Mexican Copper Exports Maintain Their Shift Toward Asia Despite Trade Tensions

The Mexican mining industry, especially the copper sector, continues to show strong export performance with a clear preference for Asian markets, despite the recent imposition of U.S. tariffs on certain semi-processed copper products. The main destination for copper extracted in Mexico is no longer its northern neighbor, but Pacific powerhouses like China, Japan, Taiwan, and South Korea, which pay higher prices and absorb the bulk of shipments.
The U.S. measure, implemented in August 2024 by the Republican administration, raised tariffs on imports of copper tubes, sheets, and other manufactured products to 50%. However, it excluded minerals, concentrates, scrap, and refined copper from Mexico. According to data from the Bank of Mexico, in 2024 Mexico’s exports of copper and copper products totaled $2.455 billion, of which about 60% was shipped to the United States. Nonetheless, the impact of the tariffs affects only a specific segment of these products, representing just 38% of shipments, while the rest remain exempt.
The real driver of Mexico’s mining industry lies in the export of copper ores and concentrates, which generated $4.925 billion in 2024. Over 60% of this trade went to Asian markets, particularly China, which imported more than $2.3 billion in Mexican copper during the year. By contrast, the United States took in only a small fraction—about half a million dollars. This fact underscores a diversification of trade that reduces risk from restrictive measures by Washington and strengthens ties with commercial partners thousands of miles away.
On a global scale, Latin America—with Chile, Peru, Canada, and Mexico—remains essential for supplying the U.S. market, which relies on imports for 45% of its annual copper needs. Despite efforts by the White House to boost national security and cut reliance on foreign sources, experts point out that copper self-sufficiency for the U.S. remains a distant goal and is unlikely to be reached in the short term, even with ambitious investment plans.

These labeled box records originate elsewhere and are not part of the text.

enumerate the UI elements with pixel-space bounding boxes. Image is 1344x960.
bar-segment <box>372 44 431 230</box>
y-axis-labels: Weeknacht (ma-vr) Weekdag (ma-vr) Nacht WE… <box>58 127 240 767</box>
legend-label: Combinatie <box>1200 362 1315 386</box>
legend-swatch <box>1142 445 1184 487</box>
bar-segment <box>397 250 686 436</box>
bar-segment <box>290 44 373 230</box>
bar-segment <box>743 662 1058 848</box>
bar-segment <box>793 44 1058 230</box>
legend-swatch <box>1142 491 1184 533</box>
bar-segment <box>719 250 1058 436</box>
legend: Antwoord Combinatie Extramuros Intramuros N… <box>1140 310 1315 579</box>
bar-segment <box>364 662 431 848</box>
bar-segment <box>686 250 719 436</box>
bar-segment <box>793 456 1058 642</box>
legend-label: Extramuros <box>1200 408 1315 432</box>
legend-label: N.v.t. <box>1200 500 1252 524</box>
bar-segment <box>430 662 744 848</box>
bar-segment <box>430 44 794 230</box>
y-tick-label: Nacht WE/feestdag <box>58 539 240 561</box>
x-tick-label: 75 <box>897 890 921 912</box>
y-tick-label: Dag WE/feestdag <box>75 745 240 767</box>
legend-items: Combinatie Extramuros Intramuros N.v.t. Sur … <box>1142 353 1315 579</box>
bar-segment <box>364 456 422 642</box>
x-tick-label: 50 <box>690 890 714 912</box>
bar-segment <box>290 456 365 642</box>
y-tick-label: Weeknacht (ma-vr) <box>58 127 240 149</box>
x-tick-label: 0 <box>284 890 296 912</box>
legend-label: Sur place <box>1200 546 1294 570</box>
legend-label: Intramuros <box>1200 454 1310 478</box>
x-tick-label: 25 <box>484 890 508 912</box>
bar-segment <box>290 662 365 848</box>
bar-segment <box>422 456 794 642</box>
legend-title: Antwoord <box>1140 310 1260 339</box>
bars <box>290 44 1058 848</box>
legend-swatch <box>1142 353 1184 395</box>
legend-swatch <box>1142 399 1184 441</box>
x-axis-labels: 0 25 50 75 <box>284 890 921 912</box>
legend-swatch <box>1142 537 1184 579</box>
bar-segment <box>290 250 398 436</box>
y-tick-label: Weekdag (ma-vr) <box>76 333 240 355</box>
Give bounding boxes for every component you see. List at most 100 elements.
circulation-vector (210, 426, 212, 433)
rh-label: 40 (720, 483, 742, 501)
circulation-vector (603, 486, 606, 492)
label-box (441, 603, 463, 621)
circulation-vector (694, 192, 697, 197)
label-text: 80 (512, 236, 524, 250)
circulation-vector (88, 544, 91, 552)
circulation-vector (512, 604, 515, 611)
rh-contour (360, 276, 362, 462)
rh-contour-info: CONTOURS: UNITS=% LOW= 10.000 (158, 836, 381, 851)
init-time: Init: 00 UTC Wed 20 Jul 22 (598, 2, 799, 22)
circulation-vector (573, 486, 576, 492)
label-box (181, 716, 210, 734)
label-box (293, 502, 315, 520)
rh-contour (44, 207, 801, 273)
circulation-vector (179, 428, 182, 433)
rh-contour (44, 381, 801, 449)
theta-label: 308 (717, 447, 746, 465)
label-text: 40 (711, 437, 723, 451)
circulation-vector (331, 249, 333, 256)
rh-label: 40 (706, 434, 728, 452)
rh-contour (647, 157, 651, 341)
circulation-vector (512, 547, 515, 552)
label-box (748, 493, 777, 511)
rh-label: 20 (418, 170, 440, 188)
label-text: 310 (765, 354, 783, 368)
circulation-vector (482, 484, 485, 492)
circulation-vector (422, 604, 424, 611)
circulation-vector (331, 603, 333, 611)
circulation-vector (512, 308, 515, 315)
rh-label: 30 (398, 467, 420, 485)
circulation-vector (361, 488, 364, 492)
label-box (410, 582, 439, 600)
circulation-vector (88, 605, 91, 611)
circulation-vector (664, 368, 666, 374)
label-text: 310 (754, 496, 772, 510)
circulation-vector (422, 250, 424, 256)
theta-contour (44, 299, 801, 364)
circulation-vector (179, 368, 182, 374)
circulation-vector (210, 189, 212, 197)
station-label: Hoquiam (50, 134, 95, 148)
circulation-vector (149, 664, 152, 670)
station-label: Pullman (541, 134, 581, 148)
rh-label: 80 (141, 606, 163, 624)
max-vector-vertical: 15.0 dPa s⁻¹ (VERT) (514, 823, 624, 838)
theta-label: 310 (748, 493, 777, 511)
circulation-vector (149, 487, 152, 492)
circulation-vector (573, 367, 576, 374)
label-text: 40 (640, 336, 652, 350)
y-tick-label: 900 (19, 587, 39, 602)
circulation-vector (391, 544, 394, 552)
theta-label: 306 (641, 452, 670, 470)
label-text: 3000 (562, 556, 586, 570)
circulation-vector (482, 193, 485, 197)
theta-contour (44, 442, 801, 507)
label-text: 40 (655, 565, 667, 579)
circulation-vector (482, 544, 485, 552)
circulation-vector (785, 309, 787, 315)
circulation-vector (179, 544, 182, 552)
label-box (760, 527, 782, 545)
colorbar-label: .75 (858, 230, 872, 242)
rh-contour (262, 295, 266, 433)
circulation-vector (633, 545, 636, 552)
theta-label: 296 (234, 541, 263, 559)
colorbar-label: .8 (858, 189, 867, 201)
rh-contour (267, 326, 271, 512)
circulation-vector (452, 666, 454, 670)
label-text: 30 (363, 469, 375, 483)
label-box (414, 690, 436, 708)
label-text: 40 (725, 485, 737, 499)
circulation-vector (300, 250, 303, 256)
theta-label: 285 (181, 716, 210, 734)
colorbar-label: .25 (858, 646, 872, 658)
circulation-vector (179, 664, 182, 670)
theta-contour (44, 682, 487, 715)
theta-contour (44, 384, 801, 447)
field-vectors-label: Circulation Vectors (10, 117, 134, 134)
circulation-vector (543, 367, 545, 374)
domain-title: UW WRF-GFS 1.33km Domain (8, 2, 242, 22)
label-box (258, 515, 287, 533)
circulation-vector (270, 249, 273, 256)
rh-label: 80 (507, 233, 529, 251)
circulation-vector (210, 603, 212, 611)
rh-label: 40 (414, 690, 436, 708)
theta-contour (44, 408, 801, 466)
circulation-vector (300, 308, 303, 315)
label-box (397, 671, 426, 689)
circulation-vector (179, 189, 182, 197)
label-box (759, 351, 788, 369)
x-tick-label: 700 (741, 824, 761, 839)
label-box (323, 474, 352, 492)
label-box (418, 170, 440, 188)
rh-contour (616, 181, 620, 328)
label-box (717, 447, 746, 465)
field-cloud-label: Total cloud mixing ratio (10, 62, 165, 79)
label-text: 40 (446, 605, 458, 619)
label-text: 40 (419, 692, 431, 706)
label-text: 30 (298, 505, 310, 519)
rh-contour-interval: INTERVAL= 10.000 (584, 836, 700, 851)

Copper has taken on increasing strategic importance worldwide because of its key role in the energy transition, the rollout of modern electric grids, and the production of clean technologies and electric mobility. Demand for the metal is rising amid the boom in data centers and digital infrastructure projects, putting pressure on global supply and driving up prices. China, meanwhile, is consolidating its position not only as a major buyer but also as the dominant refiner of copper sourced from Latin America.
In Mexico, national copper production reached 717,332 tons in 2024, a 2.6% increase from the previous year. The state of Sonora accounts for the bulk of extraction, followed by Zacatecas and San Luis Potosí. The sector is led by Grupo México, followed by Capstone Copper, Nemisa, Peñoles, and Minera Frisco. Copper represents roughly 26.5% of the national mining sector’s value, second only to gold and silver. Mining contributes 2.77% to the country’s GDP and 8.7% to industrial GDP, underscoring its importance as a driver of regional economic growth.
The outlook indicates that Mexico’s strategy has been pragmatic in light of shifts in international trade rules. By diversifying its markets and bolstering export capacity toward Asia, the Mexican economy is reducing its vulnerability to bilateral tensions with the U.S., while taking advantage of opportunities in the growing Asian market.
In conclusion, Mexico’s copper industry has shown adaptability in response to changes in international trade policy, redirecting its exports toward East Asia and solidifying its relevance as a global supplier. The trend suggests that Asia will continue to gain importance as a destination, while U.S. self-sufficiency challenges remain, for now, a secondary concern for Mexican producers.